The Yurok Tribe has purchased and plans to restore 9,000 acres of land in the Blue Creek watershed for fish and wildlife and to protect spiritual areas.
The tribe has worked with the Western Rivers Conservancy for the past 10 years to purchase land in the Blue Creek watershed, which is a tributary of the Klamath River, according to a Yurok Tribe press release. The watershed is important to salmon populations and houses some of the best fish habitat in the Pacific Northwest, according to the press release.
The tribe used dollars tied to the 1998 Hoopa Yurok Settlement Act and, with help from the Western Rivers Conservancy, purchased the land through the federal New Market Tax Credit program. According to the tribe’s press release, it has worked with Western Rivers Conservancy to accomplish other land acquisitions. The acquisition of the 9,000 acres in the Blue Creek watershed is the final piece of an ambitious land recovery plan, according to the tribe.
The tribe’s goal is to restore the Klamath River’s salmon runs, said Amy Cordalis, the Yurok Tribe’s general counsel and a traditional salmon fisher.

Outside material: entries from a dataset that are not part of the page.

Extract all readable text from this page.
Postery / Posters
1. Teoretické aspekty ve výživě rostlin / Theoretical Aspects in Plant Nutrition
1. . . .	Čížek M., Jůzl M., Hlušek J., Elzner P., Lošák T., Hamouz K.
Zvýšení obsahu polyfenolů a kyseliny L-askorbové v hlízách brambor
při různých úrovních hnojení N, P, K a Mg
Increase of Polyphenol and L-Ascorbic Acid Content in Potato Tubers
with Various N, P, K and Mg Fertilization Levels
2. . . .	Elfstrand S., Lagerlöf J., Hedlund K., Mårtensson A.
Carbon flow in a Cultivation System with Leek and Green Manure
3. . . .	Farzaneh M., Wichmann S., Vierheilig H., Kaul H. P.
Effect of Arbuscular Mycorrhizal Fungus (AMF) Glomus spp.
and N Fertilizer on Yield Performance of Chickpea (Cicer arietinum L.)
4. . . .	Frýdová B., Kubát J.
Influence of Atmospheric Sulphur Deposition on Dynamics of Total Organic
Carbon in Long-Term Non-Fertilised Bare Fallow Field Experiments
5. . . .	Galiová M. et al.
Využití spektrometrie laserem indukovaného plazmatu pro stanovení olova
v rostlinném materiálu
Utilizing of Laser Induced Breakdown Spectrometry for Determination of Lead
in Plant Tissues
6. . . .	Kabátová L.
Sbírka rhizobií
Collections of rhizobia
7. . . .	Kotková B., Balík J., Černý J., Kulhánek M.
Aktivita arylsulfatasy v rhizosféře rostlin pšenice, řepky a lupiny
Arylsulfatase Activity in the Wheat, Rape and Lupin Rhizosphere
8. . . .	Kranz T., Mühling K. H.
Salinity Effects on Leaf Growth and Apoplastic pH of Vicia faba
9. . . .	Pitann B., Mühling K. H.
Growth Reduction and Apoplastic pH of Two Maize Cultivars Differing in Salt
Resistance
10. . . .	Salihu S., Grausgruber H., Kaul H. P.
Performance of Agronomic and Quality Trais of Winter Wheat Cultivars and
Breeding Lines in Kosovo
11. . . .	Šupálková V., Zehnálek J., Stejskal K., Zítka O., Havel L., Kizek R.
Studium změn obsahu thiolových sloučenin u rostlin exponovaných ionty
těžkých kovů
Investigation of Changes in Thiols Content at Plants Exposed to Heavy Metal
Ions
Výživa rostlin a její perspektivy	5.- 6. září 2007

“The Yurok Tribe’s goal is to heal the Klamath River from its headwater to the Pacific Ocean,” Cordalis said in a written statement on Wednesday. “This is a step forward toward realizing a bigger vision — restoration of the river’s mighty salmon runs.”
Blue Creek is the Klamath River’s largest tributary on the Yurok Reservation and provides habitat for fish populations in the lower part of the river, according to the press release. The creek also provides a cool refuge for fish throughout the Klamath basin, especially for chinook salmon migrating upstream during the late summer and early fall.
According to the tribe’s press release, concurrent with its effort to reacquire land, it has been engaging in an endeavor to reverse “”the negative impact that historic natural resource extraction industries have had on the Klamath and its fisheries.”
The tribe plans to use traditional and contemporary forest management practices to rehabilitate the 9,000 acres they have acquired, which was heavily logged in the past 100 years, according to the press release.